The outcry comes not least from ZDF colleague Andrea Kiewel, who is known for her loudness: “Those responsible for ARD’s main news programs were deaf to everyone’s ears!” The “ Fernsehengarten” woman, in her own words, “a fervent advocate of the need for public -legal television,” becomes really toxic: “I can’t use the word ‘colleagues’ in that context!”

Television against television, ZDF against ARD – and it’s almost lost on the fact that the 58-year-old doesn’t care about objectivity in this case either. Kiewel lives in Tel Aviv. Her partner wears a uniform and went to fight against Hamas.

Anyone who knows everything better about every topic is a know-it-all, not an expert

The truth has a difficult time between the fronts. Objectivity is sometimes difficult when it comes to Israel. The news channel “Welt TV” produces in the new Axel-Springer-SE building. The 18,000 employees of the media and technology group are committed to five principles, including point 2: “We support the Jewish people and the right to exist of the State of Israel.” And Axel Springer states very unequivocally: “The company’s bodies are bound to the strict “We are bound to observe and adhere to these principles.”

“You can recognize a good journalist by the fact that he doesn’t mean anything, even a good thing”: This is how the television journalist legend Hanns Joachim Friedrichs is often quoted. What he meant was an appeal not to sink into public consternation and “to stay cool when dealing with disasters without being cold.”

How do you recognize a good expert? The reversal is easy. The thesis machine Richard David Precht has just raved in a ZDF podcast with Markus Lanz about Orthodox Jews who are forbidden by their religion to work – “with the exception of a few things like diamond trading and a few financial transactions.” Anyone who knows everything better about every topic is a know-it-all, not an expert.

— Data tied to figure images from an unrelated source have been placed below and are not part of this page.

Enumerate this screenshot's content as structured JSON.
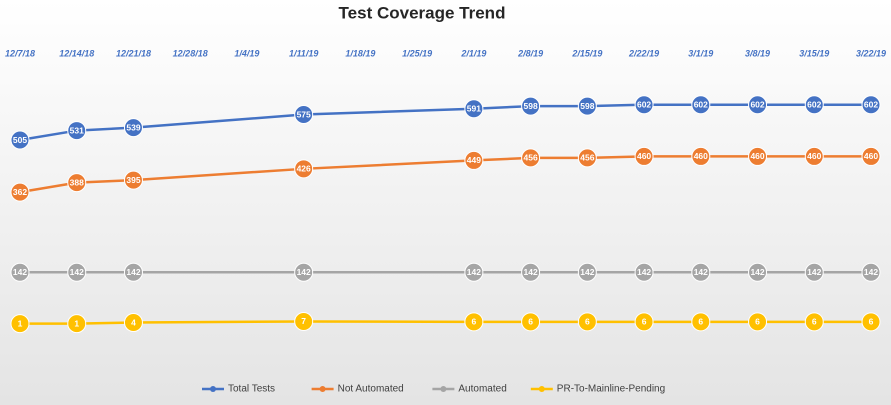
{
  "chart_data": {
    "type": "line",
    "title": "Test Coverage Trend",
    "categories": [
      "12/7/18",
      "12/14/18",
      "12/21/18",
      "12/28/18",
      "1/4/19",
      "1/11/19",
      "1/18/19",
      "1/25/19",
      "2/1/19",
      "2/8/19",
      "2/15/19",
      "2/22/19",
      "3/1/19",
      "3/8/19",
      "3/15/19",
      "3/22/19"
    ],
    "series": [
      {
        "name": "Total Tests",
        "color": "#4472c4",
        "values": [
          505,
          531,
          539,
          null,
          null,
          575,
          null,
          null,
          591,
          598,
          598,
          602,
          602,
          602,
          602,
          602
        ]
      },
      {
        "name": "Not Automated",
        "color": "#ed7d31",
        "values": [
          362,
          388,
          395,
          null,
          null,
          426,
          null,
          null,
          449,
          456,
          456,
          460,
          460,
          460,
          460,
          460
        ]
      },
      {
        "name": "Automated",
        "color": "#a5a5a5",
        "values": [
          142,
          142,
          142,
          null,
          null,
          142,
          null,
          null,
          142,
          142,
          142,
          142,
          142,
          142,
          142,
          142
        ]
      },
      {
        "name": "PR-To-Mainline-Pending",
        "color": "#ffc000",
        "values": [
          1,
          1,
          4,
          null,
          null,
          7,
          null,
          null,
          6,
          6,
          6,
          6,
          6,
          6,
          6,
          6
        ]
      }
    ],
    "ylim": [
      0,
      700
    ],
    "span_gaps": true,
    "legend": "bottom"
  }
}
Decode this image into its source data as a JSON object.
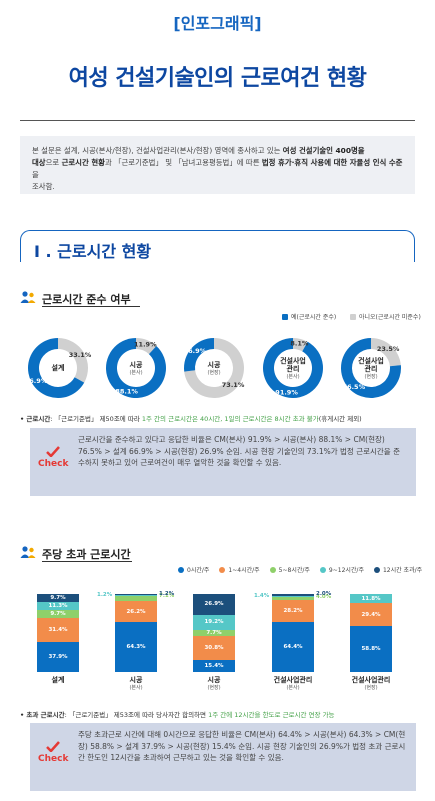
{
  "header": {
    "tag": "[인포그래픽]",
    "title": "여성 건설기술인의 근로여건 현황"
  },
  "intro": {
    "p1": "본 설문은 설계, 시공(본사/현장), 건설사업관리(본사/현장) 영역에 종사하고 있는 ",
    "b1": "여성 건설기술인 400명을",
    "b2": "대상",
    "p2": "으로 ",
    "b3": "근로시간 현황",
    "p3": "과 「근로기준법」 및 「남녀고용평등법」에 따른 ",
    "b4": "법정 휴가·휴직 사용에 대한 자율성 인식 수준",
    "p4": "을",
    "p5": "조사함."
  },
  "section1": {
    "title": "I . 근로시간 현황"
  },
  "compliance": {
    "title": "근로시간 준수 여부",
    "legend_yes": "예(근로시간 준수)",
    "legend_no": "아니오(근로시간 미준수)",
    "colors": {
      "yes": "#0a6fc2",
      "no": "#d0d0d0"
    },
    "donuts": [
      {
        "label": "설계",
        "sub": "",
        "yes": 66.9,
        "no": 33.1,
        "yes_text": "66.9%",
        "no_text": "33.1%"
      },
      {
        "label": "시공",
        "sub": "(본사)",
        "yes": 88.1,
        "no": 11.9,
        "yes_text": "88.1%",
        "no_text": "11.9%"
      },
      {
        "label": "시공",
        "sub": "(현장)",
        "yes": 26.9,
        "no": 73.1,
        "yes_text": "26.9%",
        "no_text": "73.1%"
      },
      {
        "label": "건설사업\n관리",
        "sub": "(본사)",
        "yes": 91.9,
        "no": 8.1,
        "yes_text": "91.9%",
        "no_text": "8.1%"
      },
      {
        "label": "건설사업\n관리",
        "sub": "(현장)",
        "yes": 76.5,
        "no": 23.5,
        "yes_text": "76.5%",
        "no_text": "23.5%"
      }
    ],
    "note_label": "근로시간",
    "note_text": ": 「근로기준법」 제50조에 따라 ",
    "note_hl": "1주 간의 근로시간은 40시간, 1일의 근로시간은 8시간 초과 불가",
    "note_tail": "(휴게시간 제외)",
    "check_label": "Check",
    "check_text": "근로시간을 준수하고 있다고 응답한 비율은 CM(본사) 91.9% > 시공(본사) 88.1% > CM(현장) 76.5% > 설계 66.9% > 시공(현장) 26.9% 순임. 시공 현장 기술인의 73.1%가 법정 근로시간을 준수하지 못하고 있어 근로여건이 매우 열악한 것을 확인할 수 있음."
  },
  "overtime": {
    "title": "주당 초과 근로시간",
    "legend": [
      {
        "label": "0시간/주",
        "color": "#0a6fc2"
      },
      {
        "label": "1~4시간/주",
        "color": "#f28c4a"
      },
      {
        "label": "5~8시간/주",
        "color": "#8fd06a"
      },
      {
        "label": "9~12시간/주",
        "color": "#55c7c7"
      },
      {
        "label": "12시간 초과/주",
        "color": "#1c4f7c"
      }
    ],
    "chart_data": {
      "type": "bar",
      "stacked": true,
      "categories": [
        "설계",
        "시공 (본사)",
        "시공 (현장)",
        "건설사업관리 (본사)",
        "건설사업관리 (현장)"
      ],
      "series": [
        {
          "name": "0시간/주",
          "values": [
            37.9,
            64.3,
            15.4,
            64.4,
            58.8
          ]
        },
        {
          "name": "1~4시간/주",
          "values": [
            31.4,
            26.2,
            30.8,
            28.2,
            29.4
          ]
        },
        {
          "name": "5~8시간/주",
          "values": [
            9.7,
            7.1,
            7.7,
            4.0,
            0
          ]
        },
        {
          "name": "9~12시간/주",
          "values": [
            11.3,
            1.2,
            19.2,
            1.4,
            11.8
          ]
        },
        {
          "name": "12시간 초과/주",
          "values": [
            9.7,
            1.2,
            26.9,
            2.0,
            0
          ]
        }
      ]
    },
    "cats": [
      {
        "label": "설계",
        "sub": ""
      },
      {
        "label": "시공",
        "sub": "(본사)"
      },
      {
        "label": "시공",
        "sub": "(현장)"
      },
      {
        "label": "건설사업관리",
        "sub": "(본사)"
      },
      {
        "label": "건설사업관리",
        "sub": "(현장)"
      }
    ],
    "note_label": "초과 근로시간",
    "note_text": ": 「근로기준법」 제53조에 따라 당사자간 합의하면 ",
    "note_hl": "1주 간에 12시간을 한도로 근로시간 연장 가능",
    "check_label": "Check",
    "check_text": "주당 초과근로 시간에 대해 0시간으로 응답한 비율은 CM(본사) 64.4% > 시공(본사) 64.3% > CM(현장) 58.8% > 설계 37.9% > 시공(현장) 15.4% 순임. 시공 현장 기술인의 26.9%가 법정 초과 근로시간 한도인 12시간을 초과하여 근무하고 있는 것을 확인할 수 있음."
  }
}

Experts must navigate public minefields

Real specialist knowledge and objective sobriety should be the hallmarks of a good expert. But that doesn’t protect you from getting excited. Christoph Heusgen, the head of the Munich Security Conference, defended UN Secretary-General António Guterres in a ZDF interview with Dunja Hayali and his statement that it was important “to recognize that the Hamas attacks did not take place in a vacuum.” Heusgen had to publicly apologize for his expertise.

The “Bild” newspaper was upset about a “crass ZDF interview” under the headline “Ex-Merkel advisor shocks with Israel statements.” But “Bild”, publishing principles point 2, has clearly committed its journalists to: “We support the Jewish people.”

An expert moves through all these public minefields with conspicuous confidence. His name is Carlo Masala. He is a professor of international politics at the University of the Federal Armed Forces in Munich. He manages the trick of dealing with all the often justified emotionalities with objectivity and rationality. The strength of the political scientist? He consistently refuses to wishful thinking. As a result, he also says sentences like this, most recently on the ZDF talk show “maybrit illner”: “If it is important militarily – as cynical as it sounds – then the death of civilians must also be accepted.”

Such sobriety is good. And this is especially true in turbulent times, when too many moralists on television show too little attitude. Otherwise, the same applies to television: If there is nothing new to say, silence is no harm.